Ohne Subventionen rechnet zwar keiner, mit einem vertragslosen Preis ab 600 Euro ist jedoch klar: Das 5c grätscht nicht in den Android-Massenmarkt (in dem kein Hersteller signifikante Gewinne für seine Geräte einfährt). Auch Märkte wie Indien, die erheblich preissensibler aufgestellt sind, greift das 5c nicht an. Damit wettet Apple für das nächste Jahr weiter auf einen insgesamt wachsenden Smartphone-Markt sowie das Geschäft mit Vertragsverlängeren.

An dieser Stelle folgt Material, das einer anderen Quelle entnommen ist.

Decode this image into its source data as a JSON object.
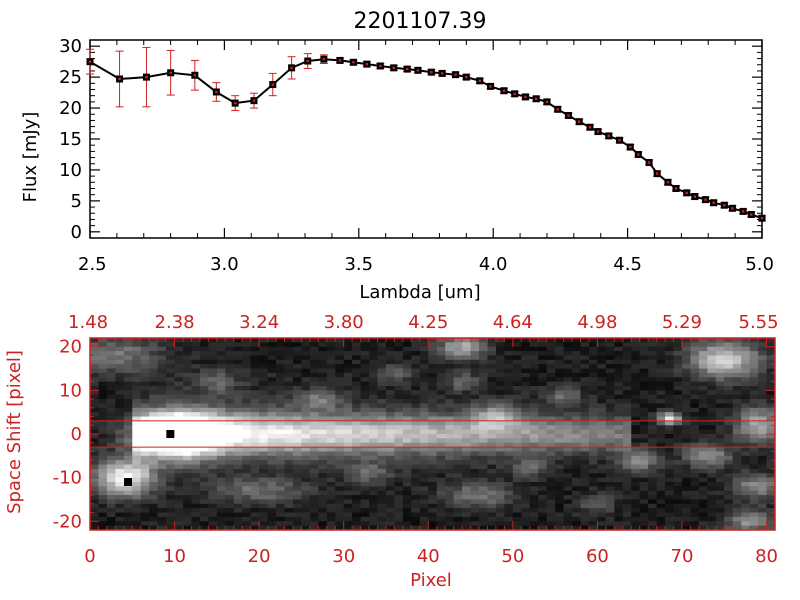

Natürlich handelt es sich nur eine sprichwörtliche Wette, die Apple hier austestet. Der direkte Apple-Store-Kundenkontakt verrät wie viele Erstbesitzer beim iPhone anklopfen, wie viele Kunden Verträge pflegen und welche Update-Zyklen sie einhalten. Wer glaubt, dass diese Datenbasis nicht der Produktionskapazität und der Mitbewerbersituation gegenübersteht, versteht nicht wie wichtig Apple die Qualität seiner Produkte ist.

Fazit

Das 5c ist 2012er-Technik in einem bunten Gehäuse. So sehen das Benchmark-Enthusiasten, eine nicht repräsentative Gruppe von Smartphone-Käufern für dieses Telefon. Eine vergleichbare Skepsis erntete der iPod Mini vor neun Jahren, der damals farbenfroh mit weniger Speicher und einem höheren Preis als sein Vorgänger antrat. Wie diese Geschichte ausging, ist bekannt.

Das 5c surft in gewisser Weise die iPod-Welle. Dieses Jahr sind es Farben fürs Telefon, 2014 vielleicht größere Displays oder etwas 'Kleines' fürs Handgelenk? Man muss nicht in Nano- und Shuffle-Analogien denken, sondern lediglich beobachten wohin sich die Nachfrage verschiebt. Zwischen den Revolutionen bedient Apple nämlich diesen Bedarf.

Das 5c ist nach sechs Jahren die erste Auskopplung in einer vormals streng gestalteten Produktlinie bei der auch die produktionstechnischen Vorteile auf der Hand liegen. Über die letzten Jahre zeigten die MacBooks und MacBook Pros wie Pro-Technologien 'nach unten' in die populäreren Consumer-Geräte durchsickerten. Nichts anderes ist für die zukünftigen iPhones zu erwarten.

Das 5c geht keine technische Kompromisse ein, es setzt andere Schwerpunkte. Damit weitet es seinen Blick, wirbt um neue Käufer und ist deshalb in diesem Jahr das wichtigere Apple-Telefon.


  1. Als Upgrades gegenüber dem iPhone 5 sind die vorderseitige FaceTime-Kamera sowie die zusätzlichen LTE-Bänder zu vermerken. Beide Komponenten dürfte Apple in den Dimensionen ihrer Abnahmemengen jedoch günstiger einkaufen, als die Bauteile aus dem vergangenen Jahre weiter zu produzieren.
  2. Vielleicht lässt sich so meine Zuneigung zum 5s-Case erklären.